Culinary explorations lead to family revelations for Ryerson journalism alumna
A summer 2016 newspaper series about a cross-Canada road trip exploring small-town Chinese restaurants led Ann Hui – a Ryerson University School of Journalism alumna – to uncover her own family’s past.
Hui, who created her food beat for the Globe and Mail, only learned after her initial trip and resulting feature stories that her own parents had run a Chinese restaurant before she was born. She turned that unexpected family revelation into a book, Chop Suey Nation, which combines her own family’s history with the social and food history of the families that run “chop suey” restaurants across Canada.
Chop suey comes from a Chinese term that essentially means this or that, or assorted stuff, she says. The cooks at early Chinese Canadian restaurants would use whatever ingredients they had on hand, leading to made-in-Canada dishes like ginger beef.
Growing up in Vancouver and now living in Toronto, where “authentic” Chinese cuisine could be easily had, Hui was captivated by the similarities in décor and cuisine in these small-town eateries, especially since she was unfamiliar with dishes like sweet-and-sour chicken balls.

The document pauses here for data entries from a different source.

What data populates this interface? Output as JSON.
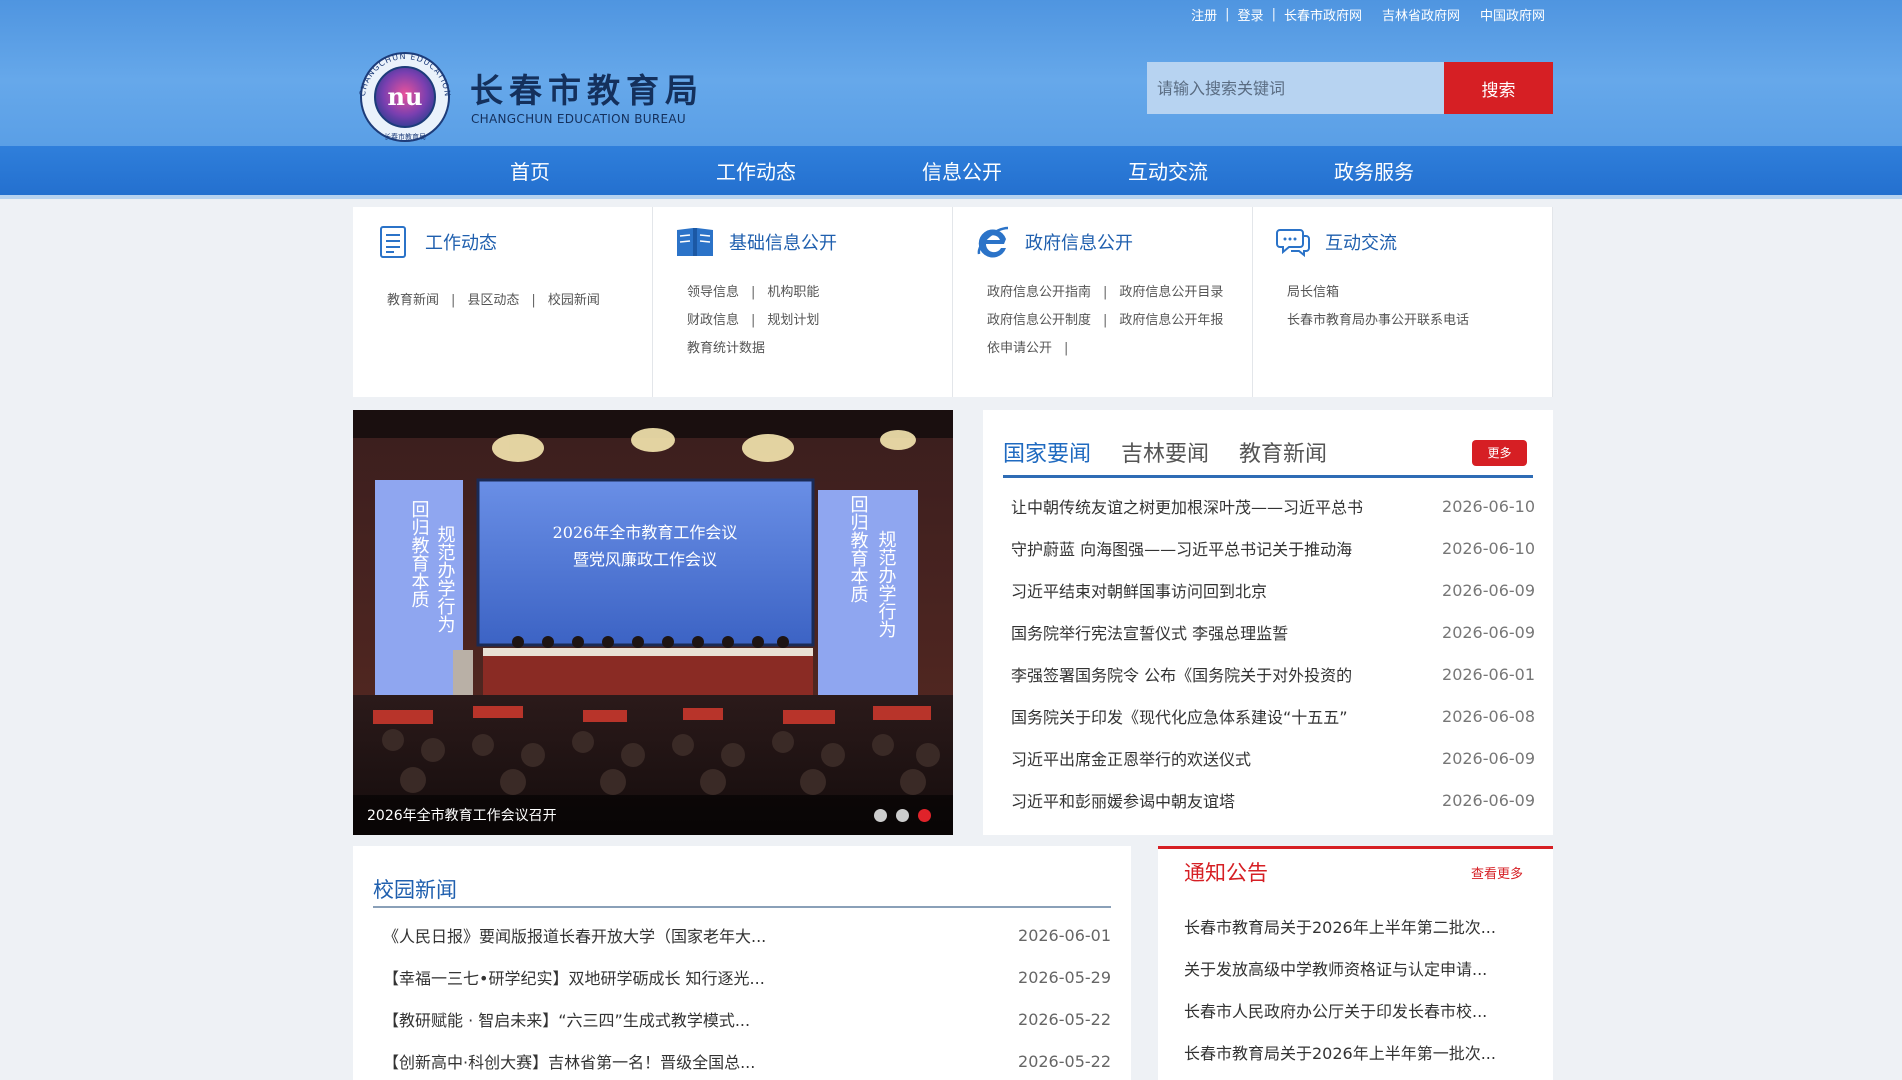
{
  "top_links": [
    "注册",
    "登录",
    "长春市政府网",
    "吉林省政府网",
    "中国政府网"
  ],
  "site": {
    "title": "长春市教育局",
    "subtitle": "CHANGCHUN EDUCATION BUREAU",
    "logo_ring_text": "CHANGCHUN EDUCATION BUREAU",
    "logo_bottom_text": "长春市教育局"
  },
  "search": {
    "placeholder": "请输入搜索关键词",
    "button": "搜索"
  },
  "nav": [
    "首页",
    "工作动态",
    "信息公开",
    "互动交流",
    "政务服务"
  ],
  "categories": [
    {
      "title": "工作动态",
      "icon": "document-icon",
      "rows": [
        [
          "教育新闻",
          "县区动态",
          "校园新闻"
        ]
      ]
    },
    {
      "title": "基础信息公开",
      "icon": "book-icon",
      "rows": [
        [
          "领导信息",
          "机构职能"
        ],
        [
          "财政信息",
          "规划计划"
        ],
        [
          "教育统计数据"
        ]
      ]
    },
    {
      "title": "政府信息公开",
      "icon": "browser-e-icon",
      "rows": [
        [
          "政府信息公开指南",
          "政府信息公开目录"
        ],
        [
          "政府信息公开制度",
          "政府信息公开年报"
        ],
        [
          "依申请公开"
        ]
      ]
    },
    {
      "title": "互动交流",
      "icon": "chat-icon",
      "rows": [
        [
          "局长信箱"
        ],
        [
          "长春市教育局办事公开联系电话"
        ]
      ]
    }
  ],
  "slider": {
    "caption": "2026年全市教育工作会议召开",
    "screen_title_1": "2026年全市教育工作会议",
    "screen_title_2": "暨党风廉政工作会议",
    "banner_left": "回归教育本质",
    "banner_left_2": "规范办学行为",
    "banner_right": "回归教育本质",
    "banner_right_2": "规范办学行为",
    "dots": 3,
    "active_dot": 3
  },
  "news": {
    "tabs": [
      "国家要闻",
      "吉林要闻",
      "教育新闻"
    ],
    "active_tab": 0,
    "more": "更多",
    "items": [
      {
        "title": "让中朝传统友谊之树更加根深叶茂——习近平总书",
        "date": "2026-06-10"
      },
      {
        "title": "守护蔚蓝 向海图强——习近平总书记关于推动海",
        "date": "2026-06-10"
      },
      {
        "title": "习近平结束对朝鲜国事访问回到北京",
        "date": "2026-06-09"
      },
      {
        "title": "国务院举行宪法宣誓仪式 李强总理监誓",
        "date": "2026-06-09"
      },
      {
        "title": "李强签署国务院令 公布《国务院关于对外投资的",
        "date": "2026-06-01"
      },
      {
        "title": "国务院关于印发《现代化应急体系建设“十五五”",
        "date": "2026-06-08"
      },
      {
        "title": "习近平出席金正恩举行的欢送仪式",
        "date": "2026-06-09"
      },
      {
        "title": "习近平和彭丽媛参谒中朝友谊塔",
        "date": "2026-06-09"
      }
    ]
  },
  "campus": {
    "title": "校园新闻",
    "items": [
      {
        "title": "《人民日报》要闻版报道长春开放大学（国家老年大...",
        "date": "2026-06-01"
      },
      {
        "title": "【幸福一三七•研学纪实】双地研学砺成长 知行逐光...",
        "date": "2026-05-29"
      },
      {
        "title": "【教研赋能 · 智启未来】“六三四”生成式教学模式...",
        "date": "2026-05-22"
      },
      {
        "title": "【创新高中·科创大赛】吉林省第一名！晋级全国总...",
        "date": "2026-05-22"
      }
    ]
  },
  "notices": {
    "title": "通知公告",
    "more": "查看更多",
    "items": [
      "长春市教育局关于2026年上半年第二批次...",
      "关于发放高级中学教师资格证与认定申请...",
      "长春市人民政府办公厅关于印发长春市校...",
      "长春市教育局关于2026年上半年第一批次..."
    ]
  },
  "colors": {
    "header_blue": "#5a9fe6",
    "nav_blue": "#2a77d5",
    "accent_red": "#d61f24",
    "link_blue": "#1f5fae"
  }
}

“Where does this food come from? Who are these people running these restaurants in these small towns? You know, their lives seemed so different from mine. What brought them to these tiny communities and why is there a restaurant like this in pretty much every single small town across the country?” she asked.
To answer these questions, she conducted research through interviews with the restaurant owners and their families. Eventually, she learned that her parents had also served chop suey at their own restaurant in Abbotsford, British Columbia. She also spoke to historians on topics like Chinese immigration to Canada.
Hui says her work included “slightly less conventional” research methods, like studying the world’s largest collection of Chinese restaurant menus recently acquired by the University of Toronto, and the unique experience of interviewing her family as a journalist.
The first Chinese immigrants to Canada and North America faced many challenges, she says, and the cuisine they developed was a way around some of those barriers.
“This is a food that is borne out of real challenges and discrimination, and a response that exemplifies this entrepreneurial spirit and this real creativity and perseverance,” she said.
The book has received a positive response from people who find connections with their own family experiences or history.
“We are, after all, a country of immigrants,” she said.